Hungría se encuentra bajo la amenaza de una intensa ola de calor, lo que ha llevado a las autoridades a activar la alerta naranja. Se espera que las temperaturas alcancen hasta 37 grados Celsius, equivalentes a 98.6 grados Fahrenheit, durante los próximos días, comenzando desde este viernes y continuando hasta el domingo. La Dirección General Nacional de Gestión de Desastres ha advertido sobre los riesgos asociados a este fenómeno, instando a la población a tomar precauciones adecuadas.
Prohibición de encender fuego
En respuesta a las condiciones climáticas extremas, se han implementado estrictas prohibiciones sobre el uso de fuego en varias provincias del país. Esta medida busca prevenir incendios forestales que podrían resultar devastadores en un contexto de temperaturas tan elevadas. La Dirección General Nacional de Gestión de Desastres subrayó que estas restricciones son necesarias para proteger tanto a las personas como a los ecosistemas locales.
A partir de este jueves, se pronostica que las temperaturas oscilarán entre los 34 y 37 grados Celsius, lo que representa un serio desafío para los residentes, especialmente aquellos en áreas urbanas donde el calor se intensifica.
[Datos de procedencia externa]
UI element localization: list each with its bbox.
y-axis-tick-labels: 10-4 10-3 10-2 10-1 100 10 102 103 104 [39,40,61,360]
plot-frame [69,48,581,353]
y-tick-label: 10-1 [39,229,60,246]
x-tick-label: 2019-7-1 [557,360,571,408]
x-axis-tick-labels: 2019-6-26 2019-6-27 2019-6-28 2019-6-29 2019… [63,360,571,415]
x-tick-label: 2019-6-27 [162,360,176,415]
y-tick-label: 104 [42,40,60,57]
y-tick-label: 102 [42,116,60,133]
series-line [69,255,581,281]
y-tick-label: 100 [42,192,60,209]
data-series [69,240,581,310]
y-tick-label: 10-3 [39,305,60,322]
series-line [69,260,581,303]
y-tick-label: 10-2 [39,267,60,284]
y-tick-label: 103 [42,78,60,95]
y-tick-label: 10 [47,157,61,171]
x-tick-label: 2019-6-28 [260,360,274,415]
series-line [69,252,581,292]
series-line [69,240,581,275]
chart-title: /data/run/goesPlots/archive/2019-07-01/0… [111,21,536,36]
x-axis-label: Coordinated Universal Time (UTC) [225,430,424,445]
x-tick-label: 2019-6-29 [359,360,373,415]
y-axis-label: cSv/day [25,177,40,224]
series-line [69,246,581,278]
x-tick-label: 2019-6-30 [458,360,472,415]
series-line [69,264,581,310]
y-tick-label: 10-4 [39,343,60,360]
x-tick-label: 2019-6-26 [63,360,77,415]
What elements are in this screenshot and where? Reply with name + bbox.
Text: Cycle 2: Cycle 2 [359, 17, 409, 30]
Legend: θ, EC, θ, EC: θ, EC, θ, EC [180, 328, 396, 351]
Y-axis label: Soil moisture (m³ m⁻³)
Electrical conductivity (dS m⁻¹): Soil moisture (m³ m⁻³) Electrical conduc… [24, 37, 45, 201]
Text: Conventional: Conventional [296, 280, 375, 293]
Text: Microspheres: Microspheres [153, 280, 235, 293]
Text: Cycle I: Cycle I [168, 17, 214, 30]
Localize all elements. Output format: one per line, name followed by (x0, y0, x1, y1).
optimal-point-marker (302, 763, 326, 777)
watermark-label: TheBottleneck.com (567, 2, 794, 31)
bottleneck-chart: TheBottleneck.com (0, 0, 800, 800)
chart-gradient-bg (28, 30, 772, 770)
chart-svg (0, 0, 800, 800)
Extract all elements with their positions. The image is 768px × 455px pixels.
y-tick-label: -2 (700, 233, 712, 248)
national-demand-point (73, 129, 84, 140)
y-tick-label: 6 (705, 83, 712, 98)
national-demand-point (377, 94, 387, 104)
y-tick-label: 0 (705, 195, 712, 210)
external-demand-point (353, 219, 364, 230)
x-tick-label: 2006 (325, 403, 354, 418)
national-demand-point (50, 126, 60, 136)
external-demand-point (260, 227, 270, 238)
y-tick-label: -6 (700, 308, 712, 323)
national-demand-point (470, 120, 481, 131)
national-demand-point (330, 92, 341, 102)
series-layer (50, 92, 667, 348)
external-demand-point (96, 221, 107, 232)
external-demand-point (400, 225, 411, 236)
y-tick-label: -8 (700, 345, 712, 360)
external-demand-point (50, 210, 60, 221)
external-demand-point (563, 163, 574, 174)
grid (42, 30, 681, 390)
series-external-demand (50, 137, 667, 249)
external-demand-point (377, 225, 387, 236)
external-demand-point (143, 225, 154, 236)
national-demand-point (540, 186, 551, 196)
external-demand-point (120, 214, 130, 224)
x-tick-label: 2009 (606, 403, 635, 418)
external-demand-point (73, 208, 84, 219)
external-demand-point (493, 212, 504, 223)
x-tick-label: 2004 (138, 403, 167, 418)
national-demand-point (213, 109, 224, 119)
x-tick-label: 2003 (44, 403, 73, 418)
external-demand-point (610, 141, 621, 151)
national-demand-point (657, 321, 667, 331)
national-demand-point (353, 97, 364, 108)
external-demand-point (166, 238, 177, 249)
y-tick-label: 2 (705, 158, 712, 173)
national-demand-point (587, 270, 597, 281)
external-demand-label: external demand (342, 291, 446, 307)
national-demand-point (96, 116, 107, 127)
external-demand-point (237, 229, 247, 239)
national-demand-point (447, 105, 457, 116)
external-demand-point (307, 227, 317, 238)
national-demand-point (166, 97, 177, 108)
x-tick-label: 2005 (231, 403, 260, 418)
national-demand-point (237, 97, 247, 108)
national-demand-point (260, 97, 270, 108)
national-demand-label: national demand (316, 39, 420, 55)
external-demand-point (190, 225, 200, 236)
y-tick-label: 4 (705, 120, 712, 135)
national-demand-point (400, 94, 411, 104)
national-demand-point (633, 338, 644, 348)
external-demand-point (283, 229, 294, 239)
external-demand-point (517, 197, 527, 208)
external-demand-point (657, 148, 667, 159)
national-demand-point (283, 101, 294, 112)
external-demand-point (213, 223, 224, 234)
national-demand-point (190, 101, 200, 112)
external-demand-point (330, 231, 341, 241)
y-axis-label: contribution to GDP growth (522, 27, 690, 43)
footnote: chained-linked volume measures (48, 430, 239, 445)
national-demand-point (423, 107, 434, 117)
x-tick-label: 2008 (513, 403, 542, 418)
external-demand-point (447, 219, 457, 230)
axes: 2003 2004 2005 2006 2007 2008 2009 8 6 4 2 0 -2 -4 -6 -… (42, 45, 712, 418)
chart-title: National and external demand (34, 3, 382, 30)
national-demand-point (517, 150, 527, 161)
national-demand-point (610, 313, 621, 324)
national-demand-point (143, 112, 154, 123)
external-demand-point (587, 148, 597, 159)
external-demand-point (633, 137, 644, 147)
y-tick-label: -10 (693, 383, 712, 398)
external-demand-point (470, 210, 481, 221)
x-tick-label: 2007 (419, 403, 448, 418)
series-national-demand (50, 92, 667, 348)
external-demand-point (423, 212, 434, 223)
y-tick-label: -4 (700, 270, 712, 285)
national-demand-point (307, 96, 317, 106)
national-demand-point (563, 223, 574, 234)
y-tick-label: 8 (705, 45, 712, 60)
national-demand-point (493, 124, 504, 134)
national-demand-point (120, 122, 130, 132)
De acuerdo con el Servicio de Meteorología y la OKF, se anticipan días soleados pero también se podrían presentar lluvias aisladas y tormentas, aunque estas no serán suficientes para mitigar el aumento de las temperaturas.
Consecuencias de la ola de calor
Esta ola de calor en Hungría no solo afecta a las condiciones de vida diarias, sino que también plantea un desafío significativo para la salud pública. Las autoridades han instado a la población a mantenerse hidratada y a evitar actividades al aire libre durante las horas más calurosas del día. Se ha emitido una alerta especial para aquellos que son más vulnerables a las enfermedades relacionadas con el calor, incluyendo ancianos y personas con problemas de salud preexistentes.
La situación también resalta la creciente preocupación por el cambio climático, que ha llevado a un aumento en la frecuencia e intensidad de fenómenos meteorológicos extremos. Esta ola de calor es un recordatorio de que las naciones deben prepararse mejor para enfrentar estos desafíos, ya que el clima sigue volviéndose más errático y peligroso. La Dirección General Nacional de Gestión de Desastres enfatiza la importancia de estar alertas y seguir las recomendaciones de las autoridades durante este periodo crítico.
En resumen, Hungría se encuentra en un momento decisivo con la llegada de esta ola de calor, que ha llevado a la activación de la alerta naranja y a la prohibición de encender fuego en varias áreas. Las proyecciones de temperaturas extremadamente altas continúan sembrando preocupación en la población, que debe tomar medidas para protegerse de los efectos del calor extremo.